Um conceito fundamental entre os gregos desde a epopéia é a idéia de agon, que quer dizer disputa,justa,combate. A cultura grega assume e afirma a competição como uma necessidade, porque acredita que é por meio dela que as forças excessivas e violentas se encaminham para lugares que lhe são próprios. O combate não pode nem se tornar um extermínio, nem se resolver por meio de um acordo, ele deve se manter, de modos distintos e diversos, em prol da conquista em si mesma, ou seja, do engrandecimento da vida, que é uma luta constante. O talento se manifesta e se desenvolve na disputa; é por meio de uma disputa justa, que as capacidades individuais, os talentos podem surgir, isto é o que diz a boa pedagogia dos gregos. A disputa é um modo de organizar a crueldade , de conte-la. Mas este jogo do contrário é também o jogo do artista, que cria e ao criar destrói, pelo puro prazer estético. O devir é o jogo do artista que esta para além da moral.

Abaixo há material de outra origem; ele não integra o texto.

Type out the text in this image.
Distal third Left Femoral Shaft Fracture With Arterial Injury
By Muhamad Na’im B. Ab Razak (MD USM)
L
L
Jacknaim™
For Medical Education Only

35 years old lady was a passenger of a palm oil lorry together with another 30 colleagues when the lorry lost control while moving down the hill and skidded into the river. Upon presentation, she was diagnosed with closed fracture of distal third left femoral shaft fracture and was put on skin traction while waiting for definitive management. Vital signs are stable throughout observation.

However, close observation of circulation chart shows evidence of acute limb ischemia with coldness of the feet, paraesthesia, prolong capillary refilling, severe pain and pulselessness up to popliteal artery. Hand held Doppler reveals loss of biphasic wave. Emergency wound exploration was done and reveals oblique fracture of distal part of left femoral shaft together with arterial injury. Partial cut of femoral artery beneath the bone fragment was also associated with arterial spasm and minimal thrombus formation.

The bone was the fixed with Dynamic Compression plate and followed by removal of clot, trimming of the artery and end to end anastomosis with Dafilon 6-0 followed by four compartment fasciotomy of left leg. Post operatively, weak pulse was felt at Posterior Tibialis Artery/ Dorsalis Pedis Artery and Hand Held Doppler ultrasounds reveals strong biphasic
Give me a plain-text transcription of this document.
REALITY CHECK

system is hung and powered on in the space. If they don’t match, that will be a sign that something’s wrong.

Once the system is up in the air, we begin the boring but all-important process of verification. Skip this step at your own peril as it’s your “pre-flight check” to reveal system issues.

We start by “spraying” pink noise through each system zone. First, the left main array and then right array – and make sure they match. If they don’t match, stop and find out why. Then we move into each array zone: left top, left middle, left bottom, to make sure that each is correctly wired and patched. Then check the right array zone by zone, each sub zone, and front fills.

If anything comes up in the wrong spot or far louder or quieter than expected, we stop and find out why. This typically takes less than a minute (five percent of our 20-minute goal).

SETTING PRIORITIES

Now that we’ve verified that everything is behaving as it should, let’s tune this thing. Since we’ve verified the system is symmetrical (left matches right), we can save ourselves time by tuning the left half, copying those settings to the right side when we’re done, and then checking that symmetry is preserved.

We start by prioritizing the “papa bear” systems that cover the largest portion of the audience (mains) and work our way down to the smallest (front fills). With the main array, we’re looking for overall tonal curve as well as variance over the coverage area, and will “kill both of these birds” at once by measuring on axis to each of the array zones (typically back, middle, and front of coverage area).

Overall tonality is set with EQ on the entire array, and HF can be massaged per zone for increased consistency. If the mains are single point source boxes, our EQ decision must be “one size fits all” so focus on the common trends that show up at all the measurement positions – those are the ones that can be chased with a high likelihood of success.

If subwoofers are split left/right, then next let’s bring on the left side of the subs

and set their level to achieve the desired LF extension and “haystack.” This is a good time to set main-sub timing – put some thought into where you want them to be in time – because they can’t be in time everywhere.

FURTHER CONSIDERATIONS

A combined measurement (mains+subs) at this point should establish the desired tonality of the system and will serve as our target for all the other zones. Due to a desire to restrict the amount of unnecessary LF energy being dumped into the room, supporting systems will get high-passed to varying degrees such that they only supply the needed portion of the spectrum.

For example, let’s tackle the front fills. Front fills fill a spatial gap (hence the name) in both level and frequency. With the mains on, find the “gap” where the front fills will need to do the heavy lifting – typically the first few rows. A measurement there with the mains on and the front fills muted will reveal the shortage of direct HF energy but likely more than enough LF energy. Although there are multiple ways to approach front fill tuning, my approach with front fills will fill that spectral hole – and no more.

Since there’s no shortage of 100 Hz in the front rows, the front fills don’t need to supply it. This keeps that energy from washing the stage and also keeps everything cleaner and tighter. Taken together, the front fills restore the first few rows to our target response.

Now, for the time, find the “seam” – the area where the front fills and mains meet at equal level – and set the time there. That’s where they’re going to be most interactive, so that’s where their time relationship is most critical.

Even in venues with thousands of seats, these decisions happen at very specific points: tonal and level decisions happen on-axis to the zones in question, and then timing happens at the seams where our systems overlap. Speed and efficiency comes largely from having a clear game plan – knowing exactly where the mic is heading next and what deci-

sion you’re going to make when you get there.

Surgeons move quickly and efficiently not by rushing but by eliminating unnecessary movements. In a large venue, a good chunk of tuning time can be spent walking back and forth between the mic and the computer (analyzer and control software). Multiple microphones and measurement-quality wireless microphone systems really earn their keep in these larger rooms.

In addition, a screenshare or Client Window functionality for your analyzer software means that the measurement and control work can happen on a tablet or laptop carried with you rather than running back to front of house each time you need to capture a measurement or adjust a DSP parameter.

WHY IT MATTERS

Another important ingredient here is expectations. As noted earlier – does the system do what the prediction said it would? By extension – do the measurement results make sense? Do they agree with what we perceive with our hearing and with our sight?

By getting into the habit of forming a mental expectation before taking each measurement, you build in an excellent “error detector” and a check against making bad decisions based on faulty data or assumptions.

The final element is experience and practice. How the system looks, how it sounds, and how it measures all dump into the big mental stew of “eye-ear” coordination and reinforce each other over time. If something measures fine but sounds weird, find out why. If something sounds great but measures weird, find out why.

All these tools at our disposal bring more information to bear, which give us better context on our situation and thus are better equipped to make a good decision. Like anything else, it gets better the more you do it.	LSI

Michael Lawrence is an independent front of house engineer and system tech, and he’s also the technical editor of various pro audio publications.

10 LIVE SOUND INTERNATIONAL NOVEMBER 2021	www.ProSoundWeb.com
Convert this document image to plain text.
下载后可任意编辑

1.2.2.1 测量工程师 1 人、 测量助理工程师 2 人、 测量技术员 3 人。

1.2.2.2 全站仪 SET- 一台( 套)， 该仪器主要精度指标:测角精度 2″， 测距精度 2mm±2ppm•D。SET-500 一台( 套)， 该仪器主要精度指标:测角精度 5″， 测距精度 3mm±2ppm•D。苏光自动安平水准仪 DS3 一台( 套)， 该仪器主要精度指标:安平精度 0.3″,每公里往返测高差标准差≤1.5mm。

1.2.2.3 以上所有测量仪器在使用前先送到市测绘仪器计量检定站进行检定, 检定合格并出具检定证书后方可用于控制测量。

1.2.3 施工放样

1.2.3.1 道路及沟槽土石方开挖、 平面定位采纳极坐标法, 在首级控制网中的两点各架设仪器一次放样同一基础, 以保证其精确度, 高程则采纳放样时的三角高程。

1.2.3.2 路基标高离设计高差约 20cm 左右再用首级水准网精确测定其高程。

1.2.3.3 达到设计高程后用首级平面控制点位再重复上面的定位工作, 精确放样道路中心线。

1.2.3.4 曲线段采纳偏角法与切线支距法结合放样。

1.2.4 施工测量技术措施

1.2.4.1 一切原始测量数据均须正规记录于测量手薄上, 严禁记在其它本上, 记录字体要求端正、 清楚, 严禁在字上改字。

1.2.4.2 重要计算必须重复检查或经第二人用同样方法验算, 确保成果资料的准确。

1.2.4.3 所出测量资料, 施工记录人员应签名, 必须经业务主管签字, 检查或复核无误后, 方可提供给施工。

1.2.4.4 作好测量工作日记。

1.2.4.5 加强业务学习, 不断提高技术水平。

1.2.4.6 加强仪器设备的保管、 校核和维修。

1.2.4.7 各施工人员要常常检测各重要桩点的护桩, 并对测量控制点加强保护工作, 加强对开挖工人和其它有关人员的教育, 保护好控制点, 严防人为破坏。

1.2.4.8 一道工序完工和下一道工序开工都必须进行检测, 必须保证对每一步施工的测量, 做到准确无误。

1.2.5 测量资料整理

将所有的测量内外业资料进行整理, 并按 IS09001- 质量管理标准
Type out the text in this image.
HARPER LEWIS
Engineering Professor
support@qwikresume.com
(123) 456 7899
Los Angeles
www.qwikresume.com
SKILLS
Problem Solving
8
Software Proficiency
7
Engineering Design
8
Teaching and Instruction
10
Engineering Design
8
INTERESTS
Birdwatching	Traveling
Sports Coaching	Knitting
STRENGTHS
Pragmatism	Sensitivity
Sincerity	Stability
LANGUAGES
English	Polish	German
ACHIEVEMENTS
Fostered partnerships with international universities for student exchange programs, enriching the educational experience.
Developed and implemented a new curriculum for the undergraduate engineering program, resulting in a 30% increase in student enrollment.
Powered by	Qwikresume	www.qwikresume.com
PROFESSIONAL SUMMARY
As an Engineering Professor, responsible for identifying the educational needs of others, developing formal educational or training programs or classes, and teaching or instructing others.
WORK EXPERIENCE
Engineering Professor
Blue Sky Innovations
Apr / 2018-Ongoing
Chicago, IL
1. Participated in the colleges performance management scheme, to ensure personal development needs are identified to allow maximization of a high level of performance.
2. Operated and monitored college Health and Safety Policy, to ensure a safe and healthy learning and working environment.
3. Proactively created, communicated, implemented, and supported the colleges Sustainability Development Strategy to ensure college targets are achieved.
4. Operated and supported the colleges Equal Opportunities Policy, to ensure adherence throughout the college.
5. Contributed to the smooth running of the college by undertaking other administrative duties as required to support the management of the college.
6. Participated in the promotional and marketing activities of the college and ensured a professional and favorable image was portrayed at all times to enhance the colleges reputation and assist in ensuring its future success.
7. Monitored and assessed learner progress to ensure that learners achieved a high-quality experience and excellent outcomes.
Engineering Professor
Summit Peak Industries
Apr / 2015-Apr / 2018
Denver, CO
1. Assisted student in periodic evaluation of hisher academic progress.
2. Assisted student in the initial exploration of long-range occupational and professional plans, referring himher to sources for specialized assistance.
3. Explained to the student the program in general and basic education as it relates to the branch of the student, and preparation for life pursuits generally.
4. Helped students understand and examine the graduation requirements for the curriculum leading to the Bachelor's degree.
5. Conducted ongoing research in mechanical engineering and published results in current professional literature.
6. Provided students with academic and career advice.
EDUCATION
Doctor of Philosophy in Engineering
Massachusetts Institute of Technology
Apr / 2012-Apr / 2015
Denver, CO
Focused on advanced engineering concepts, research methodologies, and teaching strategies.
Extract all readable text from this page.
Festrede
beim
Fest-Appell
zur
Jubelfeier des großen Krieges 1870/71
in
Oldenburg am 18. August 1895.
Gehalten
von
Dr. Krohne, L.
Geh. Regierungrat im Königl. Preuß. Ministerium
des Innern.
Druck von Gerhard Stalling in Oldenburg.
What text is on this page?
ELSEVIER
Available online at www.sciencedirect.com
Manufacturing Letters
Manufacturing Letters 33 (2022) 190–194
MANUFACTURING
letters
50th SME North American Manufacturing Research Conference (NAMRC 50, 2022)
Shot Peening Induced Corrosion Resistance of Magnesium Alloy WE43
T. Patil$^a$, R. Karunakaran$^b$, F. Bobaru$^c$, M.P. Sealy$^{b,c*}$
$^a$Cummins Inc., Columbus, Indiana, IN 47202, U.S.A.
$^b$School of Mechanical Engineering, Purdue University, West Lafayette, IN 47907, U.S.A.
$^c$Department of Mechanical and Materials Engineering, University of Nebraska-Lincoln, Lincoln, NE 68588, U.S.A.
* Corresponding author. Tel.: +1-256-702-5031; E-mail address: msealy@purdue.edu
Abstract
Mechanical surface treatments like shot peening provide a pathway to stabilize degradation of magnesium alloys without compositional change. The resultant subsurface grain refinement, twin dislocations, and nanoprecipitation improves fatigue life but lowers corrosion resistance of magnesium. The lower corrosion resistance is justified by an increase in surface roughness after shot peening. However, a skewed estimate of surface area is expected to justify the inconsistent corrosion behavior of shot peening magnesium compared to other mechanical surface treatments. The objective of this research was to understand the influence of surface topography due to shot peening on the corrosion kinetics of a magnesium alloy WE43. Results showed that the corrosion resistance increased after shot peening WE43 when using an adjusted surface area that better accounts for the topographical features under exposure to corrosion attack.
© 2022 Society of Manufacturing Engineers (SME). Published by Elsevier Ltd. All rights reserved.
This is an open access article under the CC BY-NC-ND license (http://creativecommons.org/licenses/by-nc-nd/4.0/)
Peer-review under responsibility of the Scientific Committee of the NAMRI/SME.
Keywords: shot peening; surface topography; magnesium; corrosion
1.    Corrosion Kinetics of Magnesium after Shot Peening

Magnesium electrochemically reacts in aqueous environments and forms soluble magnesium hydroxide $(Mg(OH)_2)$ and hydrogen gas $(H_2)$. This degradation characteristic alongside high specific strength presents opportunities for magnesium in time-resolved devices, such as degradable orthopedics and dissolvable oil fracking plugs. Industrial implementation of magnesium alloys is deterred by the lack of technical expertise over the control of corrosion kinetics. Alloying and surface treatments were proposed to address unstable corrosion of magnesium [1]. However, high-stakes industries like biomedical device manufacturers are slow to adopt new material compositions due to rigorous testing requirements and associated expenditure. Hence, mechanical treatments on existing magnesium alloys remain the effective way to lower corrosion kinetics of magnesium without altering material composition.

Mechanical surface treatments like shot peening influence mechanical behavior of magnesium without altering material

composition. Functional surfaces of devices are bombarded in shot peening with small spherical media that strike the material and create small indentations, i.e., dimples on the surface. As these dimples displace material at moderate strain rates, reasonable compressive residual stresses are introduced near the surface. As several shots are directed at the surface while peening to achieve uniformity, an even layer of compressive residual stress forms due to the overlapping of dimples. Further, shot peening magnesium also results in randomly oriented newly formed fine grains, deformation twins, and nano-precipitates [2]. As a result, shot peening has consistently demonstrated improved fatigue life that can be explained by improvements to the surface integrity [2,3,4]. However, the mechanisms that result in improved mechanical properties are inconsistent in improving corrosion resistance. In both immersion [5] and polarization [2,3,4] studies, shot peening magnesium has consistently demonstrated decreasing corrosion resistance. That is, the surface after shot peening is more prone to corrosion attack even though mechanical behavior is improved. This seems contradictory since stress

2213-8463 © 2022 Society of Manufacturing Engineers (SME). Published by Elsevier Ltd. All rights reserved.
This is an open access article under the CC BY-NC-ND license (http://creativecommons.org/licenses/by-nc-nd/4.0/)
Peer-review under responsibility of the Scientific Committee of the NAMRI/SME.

Forma- se assim na arte uma trama de sentidos, uma rede grandiosa, bela e ao mesmo tempo perigosa, como a teia das aranhas. A fantasia se opõe a razão. A razão tem se tornado um rancor contra a vida. Já na arte “ todas as coisas trazem o seu contrário” a luz e a sombra, o doce e o amargo, estão ligados um ao outro como dois lutadores. Da luta que nasce o devir, : o dia se torna noite, o quente , frio e o frio, calor.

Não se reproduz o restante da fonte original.